Frontiers in Immunology 8 (2017), Art. 743, 10 pp.
ISSN: 1664-3224 (online)
Journal Article, Electronic Publication
Fraunhofer IME ()

The blood-stage malaria vaccine candidate Plasmodium falciparum apical membrane antigen 1 (PfAMA1) can induce strong parasite growth-inhibitory antibody responses in animals but has not achieved the anticipated efficacy in clinical trials. Possible explanations in humans are the insufficient potency of the elicited antibody responses, as well as the high degree of sequence polymorphisms found in the field. Several strategies have been developed to improve the cross-strain coverage of PfAMA1-based vaccines, whereas innovative concepts to increase the potency of PfAMA1-specific IgG responses have received little attention even though this may be an essential requirement for protective efficacy.

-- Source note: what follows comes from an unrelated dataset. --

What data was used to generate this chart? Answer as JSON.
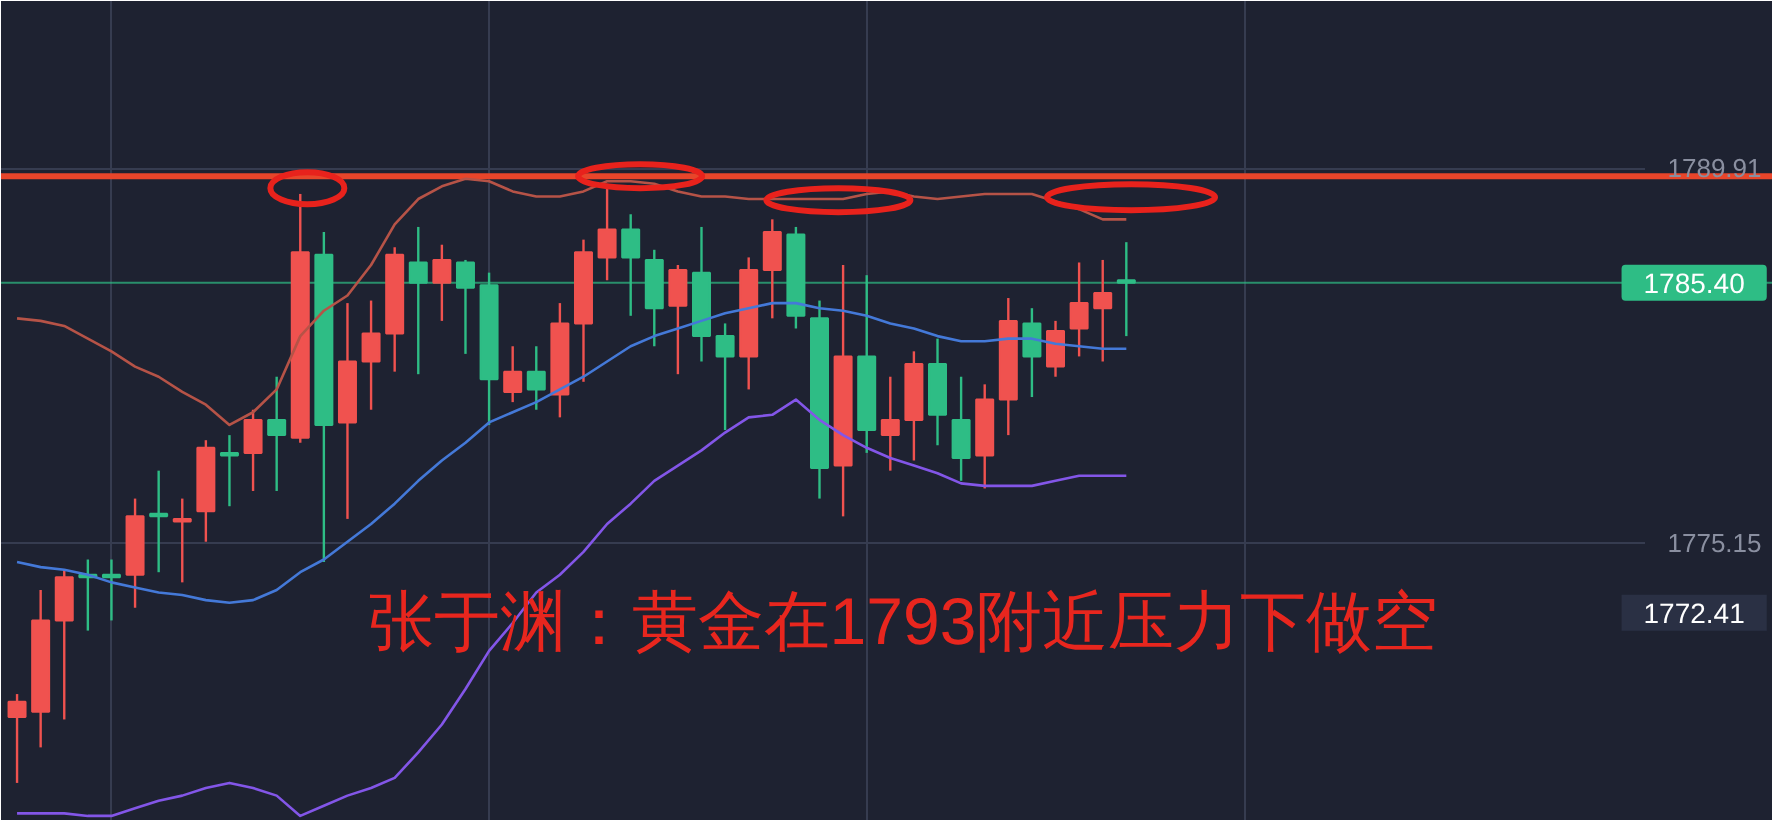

A previous study has demonstrated that immunization with a complex of PyAMA1 and PyRON2, a ligand with an essential functional role in erythrocyte invasion, leads to protection from lethal Plasmodium yoelli challenge in an animal model and suggested to extend this strategy toward improved strain coverage by using multiple PfAMA1 alleles in combination with PfRon2L. As an alternative approach along this line, we decided to use PfRon2L in combination with three PfAMA1 diversity covering variants (DiCo) to investigate the potential of this complex to induce more potent parasite growth inhibitory immune response in combination with better cross-strain-specific efficacy. Within the limits of the study design, the ability of the PfAMA1 DiCo-Mix to induce cross-strain-specific antibodies was not affected in all immunization groups, but the DiCo-PfRon2L complexes did not improve the potency of PfAMA1-specific IgG responses.